Als het gezag over de kinderen goed is geregeld, kan de KMar nog een stokje voor de ontvoering steken. Sinds augustus vorig jaar kan de KMar op Schiphol via een speciale module snel en eenvoudig checken of de meenemende ouder wel het gezag heeft over dat kind. Is dat niet het geval, dan gaat de reis niet door.
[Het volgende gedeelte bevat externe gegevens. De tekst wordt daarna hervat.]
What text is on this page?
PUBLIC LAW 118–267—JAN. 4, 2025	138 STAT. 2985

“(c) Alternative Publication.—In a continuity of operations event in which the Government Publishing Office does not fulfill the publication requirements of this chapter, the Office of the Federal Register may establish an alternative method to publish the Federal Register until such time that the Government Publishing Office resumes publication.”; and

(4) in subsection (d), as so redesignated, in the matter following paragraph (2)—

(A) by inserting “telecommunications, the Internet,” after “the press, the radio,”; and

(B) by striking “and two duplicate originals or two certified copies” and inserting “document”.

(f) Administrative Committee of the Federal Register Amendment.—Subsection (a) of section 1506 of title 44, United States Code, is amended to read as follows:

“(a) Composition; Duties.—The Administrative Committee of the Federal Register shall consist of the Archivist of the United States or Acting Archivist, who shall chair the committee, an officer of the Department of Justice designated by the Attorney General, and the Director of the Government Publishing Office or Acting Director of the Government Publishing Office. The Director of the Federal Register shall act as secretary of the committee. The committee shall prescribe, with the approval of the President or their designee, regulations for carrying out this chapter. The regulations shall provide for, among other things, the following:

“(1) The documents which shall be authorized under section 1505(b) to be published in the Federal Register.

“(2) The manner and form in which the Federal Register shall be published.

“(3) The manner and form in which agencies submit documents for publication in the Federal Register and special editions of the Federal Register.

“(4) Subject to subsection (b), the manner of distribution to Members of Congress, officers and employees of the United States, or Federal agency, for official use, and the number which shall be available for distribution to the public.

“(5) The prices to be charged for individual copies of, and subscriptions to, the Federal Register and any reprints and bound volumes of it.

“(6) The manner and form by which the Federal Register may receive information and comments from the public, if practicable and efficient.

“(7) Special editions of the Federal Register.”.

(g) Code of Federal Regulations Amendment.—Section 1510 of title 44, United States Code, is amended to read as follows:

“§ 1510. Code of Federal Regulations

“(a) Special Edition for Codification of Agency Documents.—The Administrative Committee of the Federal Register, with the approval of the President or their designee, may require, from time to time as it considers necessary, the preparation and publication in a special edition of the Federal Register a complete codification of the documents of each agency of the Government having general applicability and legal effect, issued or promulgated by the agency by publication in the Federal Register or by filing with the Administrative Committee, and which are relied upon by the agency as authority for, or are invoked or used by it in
En sinds kort heeft het OM de mogelijkheid om, in geval van sterke aanwijzingen dat een ontvoering op handen is, een kind preventief te signaleren in alle 26 Schengenlanden.
“Dat alles met als doel internationale kinderontvoeringen zo veel mogelijk te voorkomen”, besluit Marguérite. “Want vindt zo’n ontvoering eenmaal plaats, dan zijn er – ongeacht de afloop van de zaak – vaak toch vooral ‘verliezers’. Niet in de laatste plaats het kind zelf.” ♦
Nog twee andere verdragen
Behalve aan het Haags Kinderontvoeringsverdrag geeft de Centrale autoriteit Internationale Kinderaangelegenheden (Ca IKA) uitvoering aan nog twee andere verdragen en een verordening:
- Het Haags Kinderbeschermingsverdrag. Op grond van dit verdrag regelt Ca IKA zaken op het gebied van jeugdbescherming. Het gaat dan om kinderbeschermingsmaatregelen of om hulp die via de jeugdhulpinstanties loopt in internationaal verband.
- De Verordening Brussel II ter. Deze verordening verschaft regels voor een uniforme toepassing van het Haags Kinderbeschermingsverdrag.
- Het Haags Adoptieverdrag. Op grond van het Haags Adoptieverdrag zorgt Ca IKA ervoor dat de procedure van interlandelijke adoptie op een zorgvuldige manier verloopt. En dat de adoptie in het belang van het kind is.